In 2002, Dissette returned to the Pick Up Performance Co. to continue producing the work of David Gordon - as well as that of his son, writer/actor/director Ain Gordon - raising funds, coordinating logistics and providing marketing for nearly 50 productions at such venues as the Barbican Centre in London; the Brooklyn Academy of Music (BAM), The Kitchen and the Baryshnikov Arts Center in New York; the UCLA Center for the Art of Performance, the Krannert Center of the University of Illinois Urbana-Champaign, and other major universities and performing arts venues in the United States.

Dissette has served on the Board of Directors of Dance/USA, the Alliance of Resident Theatres/New York (ART/NY) and ODC in San Francisco.
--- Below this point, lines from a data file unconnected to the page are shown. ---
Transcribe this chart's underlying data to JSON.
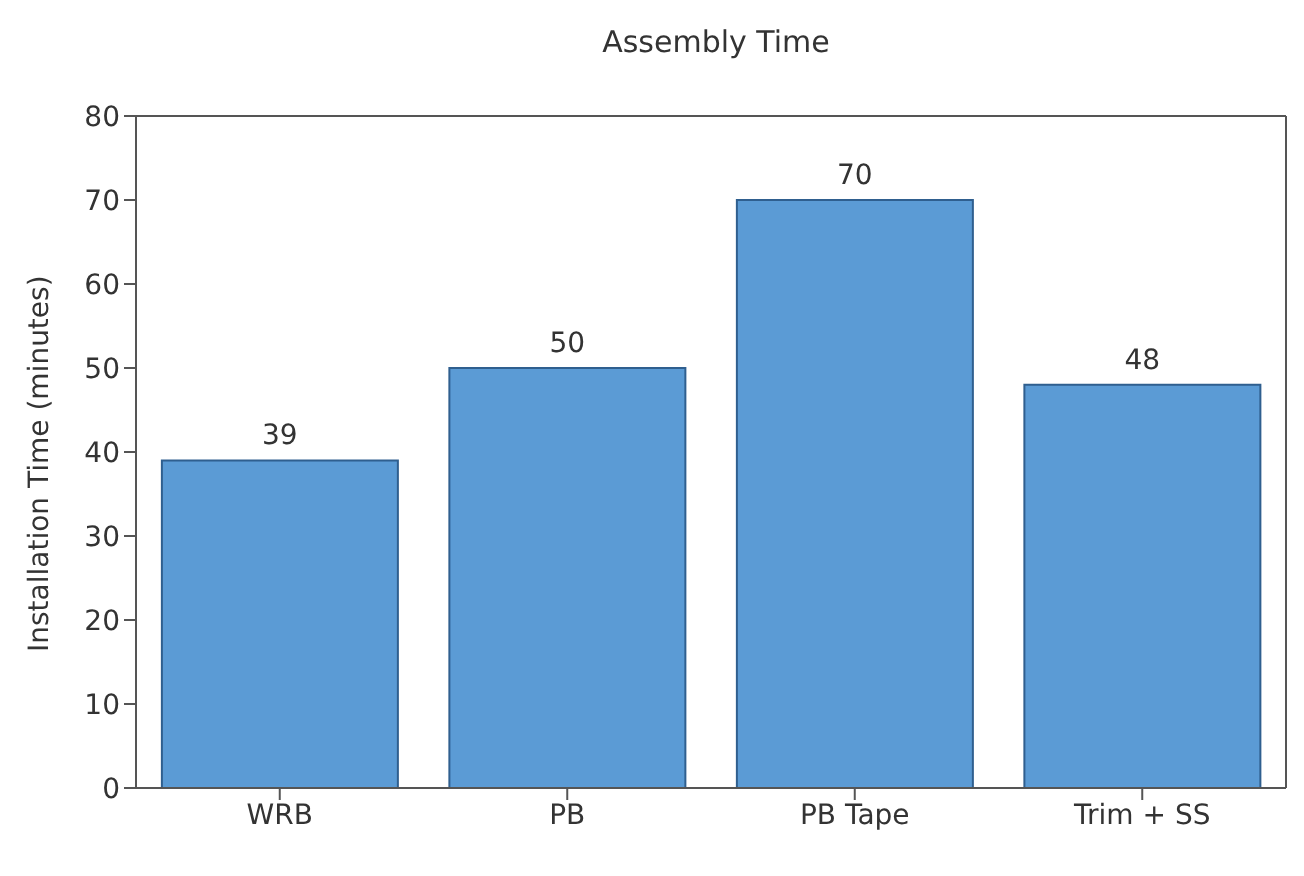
{
  "chart_data": {
    "type": "bar",
    "title": "Assembly Time",
    "ylabel": "Installation Time (minutes)",
    "categories": [
      "WRB",
      "PB",
      "PB Tape",
      "Trim + SS"
    ],
    "values": [
      39,
      50,
      70,
      48
    ],
    "color": "#5b9bd5",
    "ylim": [
      0,
      80
    ],
    "yticks": [
      0,
      10,
      20,
      30,
      40,
      50,
      60,
      70,
      80
    ],
    "grid": false,
    "data_labels": true
  }
}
She has worked with artists such as filmmakers Charles Burnett, Julie Dash, and François Girard, visual artist James Turrell, author Art Spiegelman, and in the performing arts, choreographer Sir Richard Alston, dancer/producer Mikhail Baryshnikov, director and writer Karin Coonrod, composer Philip Glass, singer Nona Hendryx, performance artist John Kelly, dance companies Urban Bush Women, ODC San Francisco, and director Robert Wilson.
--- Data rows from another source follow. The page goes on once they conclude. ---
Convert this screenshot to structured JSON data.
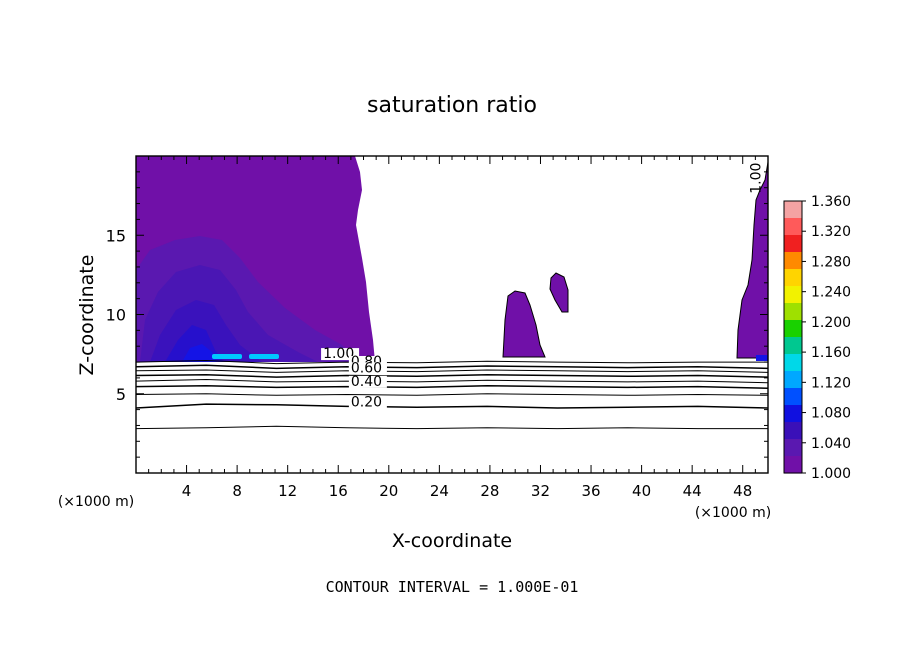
{
  "chart_data": {
    "type": "heatmap",
    "title": "saturation ratio",
    "xlabel": "X-coordinate",
    "ylabel": "Z-coordinate",
    "x_unit": "(×1000 m)",
    "y_unit": "(×1000 m)",
    "xlim": [
      0,
      50
    ],
    "ylim": [
      0,
      20
    ],
    "x_ticks": [
      4,
      8,
      12,
      16,
      20,
      24,
      28,
      32,
      36,
      40,
      44,
      48
    ],
    "y_ticks": [
      5,
      10,
      15
    ],
    "footer": "CONTOUR INTERVAL = 1.000E-01",
    "colorbar": {
      "min": 1.0,
      "max": 1.36,
      "labels": [
        "1.360",
        "1.320",
        "1.280",
        "1.240",
        "1.200",
        "1.160",
        "1.120",
        "1.080",
        "1.040",
        "1.000"
      ],
      "colors": [
        "#f4a3a3",
        "#ff5a5a",
        "#f02020",
        "#ff8a00",
        "#ffd400",
        "#f2f200",
        "#9fe000",
        "#19d100",
        "#00c890",
        "#00d8e8",
        "#00a8ff",
        "#0050ff",
        "#1010e0",
        "#3a10b8",
        "#5a18b0",
        "#7010a8"
      ]
    },
    "contour_labels": [
      {
        "text": "1.00",
        "x": 14.8,
        "z": 7.25
      },
      {
        "text": "0.80",
        "x": 17.0,
        "z": 6.75
      },
      {
        "text": "0.60",
        "x": 17.0,
        "z": 6.35
      },
      {
        "text": "0.40",
        "x": 17.0,
        "z": 5.5
      },
      {
        "text": "0.20",
        "x": 17.0,
        "z": 4.2
      },
      {
        "text": "1.00",
        "x": 49.4,
        "z": 18.6
      }
    ],
    "contour_lines": [
      {
        "value": 0.9,
        "z": [
          7.0,
          7.1,
          6.9,
          7.0,
          6.95,
          7.05,
          7.0,
          6.95,
          7.0,
          7.0
        ]
      },
      {
        "value": 0.8,
        "z": [
          6.7,
          6.8,
          6.6,
          6.7,
          6.65,
          6.75,
          6.7,
          6.65,
          6.7,
          6.6
        ]
      },
      {
        "value": 0.7,
        "z": [
          6.45,
          6.5,
          6.35,
          6.45,
          6.4,
          6.5,
          6.45,
          6.4,
          6.45,
          6.35
        ]
      },
      {
        "value": 0.6,
        "z": [
          6.15,
          6.2,
          6.05,
          6.15,
          6.1,
          6.2,
          6.15,
          6.1,
          6.15,
          6.05
        ]
      },
      {
        "value": 0.5,
        "z": [
          5.8,
          5.9,
          5.75,
          5.8,
          5.75,
          5.85,
          5.8,
          5.75,
          5.8,
          5.7
        ]
      },
      {
        "value": 0.4,
        "z": [
          5.45,
          5.5,
          5.4,
          5.45,
          5.4,
          5.5,
          5.45,
          5.4,
          5.45,
          5.35
        ]
      },
      {
        "value": 0.3,
        "z": [
          4.95,
          5.0,
          4.9,
          4.95,
          4.9,
          5.0,
          4.95,
          4.9,
          4.95,
          4.9
        ]
      },
      {
        "value": 0.2,
        "z": [
          4.1,
          4.35,
          4.3,
          4.2,
          4.15,
          4.2,
          4.1,
          4.15,
          4.2,
          4.1
        ]
      },
      {
        "value": 0.1,
        "z": [
          2.8,
          2.85,
          2.95,
          2.85,
          2.8,
          2.85,
          2.8,
          2.85,
          2.8,
          2.8
        ]
      }
    ]
  }
}
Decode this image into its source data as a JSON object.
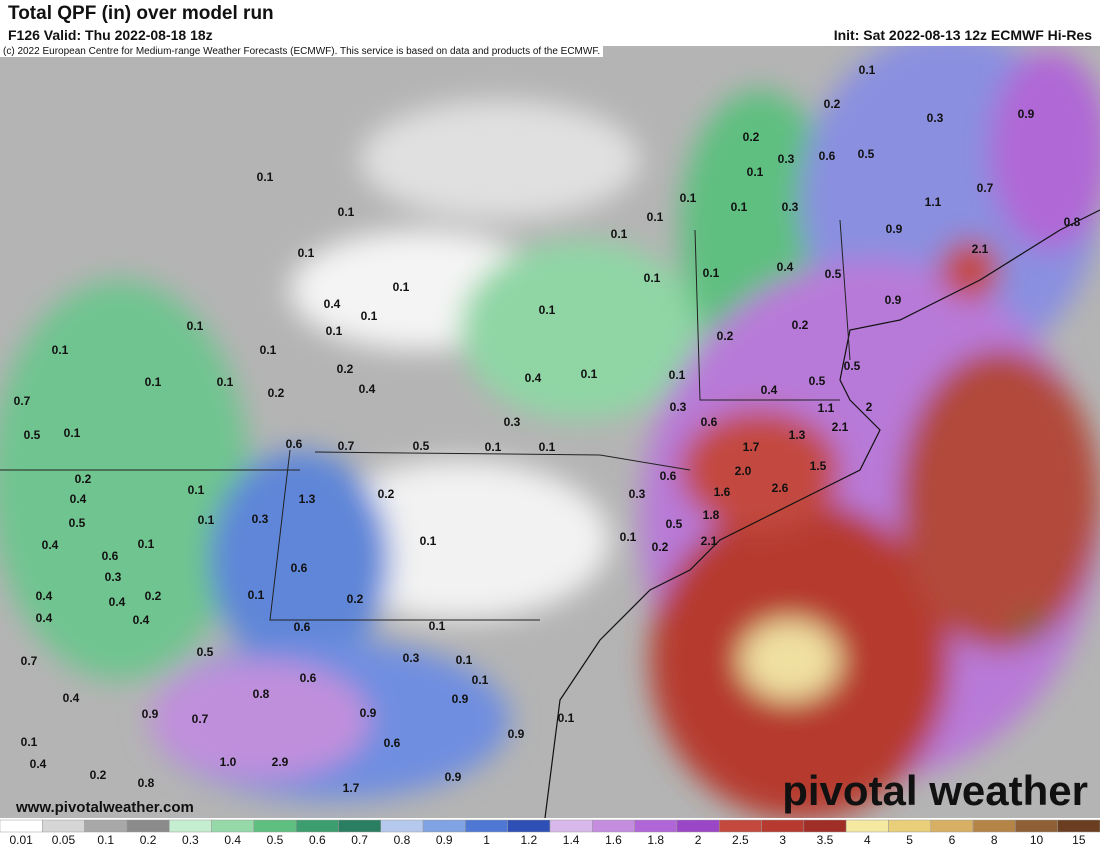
{
  "header": {
    "title": "Total QPF (in) over model run",
    "valid": "F126 Valid: Thu 2022-08-18 18z",
    "init": "Init: Sat 2022-08-13 12z ECMWF Hi-Res",
    "copyright": "(c) 2022 European Centre for Medium-range Weather Forecasts (ECMWF). This service is based on data and products of the ECMWF."
  },
  "footer": {
    "website": "www.pivotalweather.com",
    "logo": "pivotal weather"
  },
  "legend": {
    "ticks": [
      0.01,
      0.05,
      0.1,
      0.2,
      0.3,
      0.4,
      0.5,
      0.6,
      0.7,
      0.8,
      0.9,
      1,
      1.2,
      1.4,
      1.6,
      1.8,
      2,
      2.5,
      3,
      3.5,
      4,
      5,
      6,
      8,
      10,
      15
    ],
    "colors": [
      "#ffffff",
      "#d6d6d6",
      "#a8a8a8",
      "#8b8b8b",
      "#c5edcf",
      "#95d9a9",
      "#5fbf80",
      "#3c9e6f",
      "#2a7e62",
      "#b5c9ee",
      "#7fa3e3",
      "#4f78d4",
      "#2e4fb5",
      "#d8b7ea",
      "#c58de0",
      "#b066d6",
      "#9a46c6",
      "#c3493f",
      "#b63a2f",
      "#a12d27",
      "#f5e8a0",
      "#e9cf7a",
      "#d7b065",
      "#b58548",
      "#8f5f36",
      "#6b3e21"
    ]
  },
  "map": {
    "labels": [
      "0.1",
      "0.2",
      "0.3",
      "0.9",
      "0.2",
      "0.3",
      "0.6",
      "0.5",
      "0.1",
      "0.7",
      "0.1",
      "0.1",
      "0.3",
      "1.1",
      "0.1",
      "0.8",
      "0.9",
      "0.1",
      "2.1",
      "0.1",
      "0.1",
      "0.1",
      "0.1",
      "0.1",
      "0.4",
      "0.5",
      "0.1",
      "0.9",
      "0.4",
      "0.1",
      "0.1",
      "0.1",
      "0.1",
      "0.2",
      "0.2",
      "0.1",
      "0.1",
      "0.2",
      "0.4",
      "0.1",
      "0.1",
      "0.5",
      "0.1",
      "0.1",
      "0.2",
      "0.4",
      "0.4",
      "0.5",
      "0.7",
      "0.3",
      "1.1",
      "2",
      "0.5",
      "0.1",
      "0.3",
      "0.6",
      "1.3",
      "2.1",
      "0.6",
      "0.7",
      "0.5",
      "0.1",
      "0.1",
      "1.7",
      "0.2",
      "2.0",
      "1.5",
      "0.6",
      "0.4",
      "0.1",
      "1.3",
      "0.2",
      "0.3",
      "1.6",
      "2.6",
      "0.5",
      "0.1",
      "0.3",
      "1.8",
      "0.5",
      "0.4",
      "0.1",
      "0.1",
      "0.1",
      "0.2",
      "2.1",
      "0.6",
      "0.3",
      "0.6",
      "0.4",
      "0.2",
      "0.4",
      "0.1",
      "0.2",
      "0.4",
      "0.4",
      "0.6",
      "0.1",
      "0.5",
      "0.3",
      "0.1",
      "0.7",
      "0.6",
      "0.1",
      "0.8",
      "0.4",
      "0.9",
      "0.9",
      "0.7",
      "0.9",
      "0.1",
      "0.1",
      "0.6",
      "0.9",
      "0.4",
      "1.0",
      "2.9",
      "0.2",
      "0.8",
      "0.9",
      "1.7"
    ]
  }
}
Beginning in 2014, Dissette initiated the transfer of David Gordon's extensive archives to the New York Public Library for the Performing Arts at Lincoln Center. Gordon did not want a "boring and tedious" archive, but desired a "living archive" which moved across different formats, so in addition to the papers, photographs and mementos documented by archivist Patsy Gay, which went into the library's permanent collection and online, Dissette worked with the Library to enable Gordon to create a series of performances called Live Archiveograpahy which were presented in the Library's Bruno Walter Auditorium, and later at The Kitchen and elsewhere. He also designed an exhibition for the Library called "David Gordon: Archiveography — Under Construction" which The New York Times called "a manic and magical installation [which is] like standing in the middle of a collage." The final part of the archive is a website, "Archiveography - Under Construction", written in large part by Gordon but compiled, formatted and edited by Dissette, Gay and Jan Schmidt, a former curator for the Library. With the death of David Gordon in 2022 she continues with the Pick Up Performance Co. to produce Ain Gordon's works.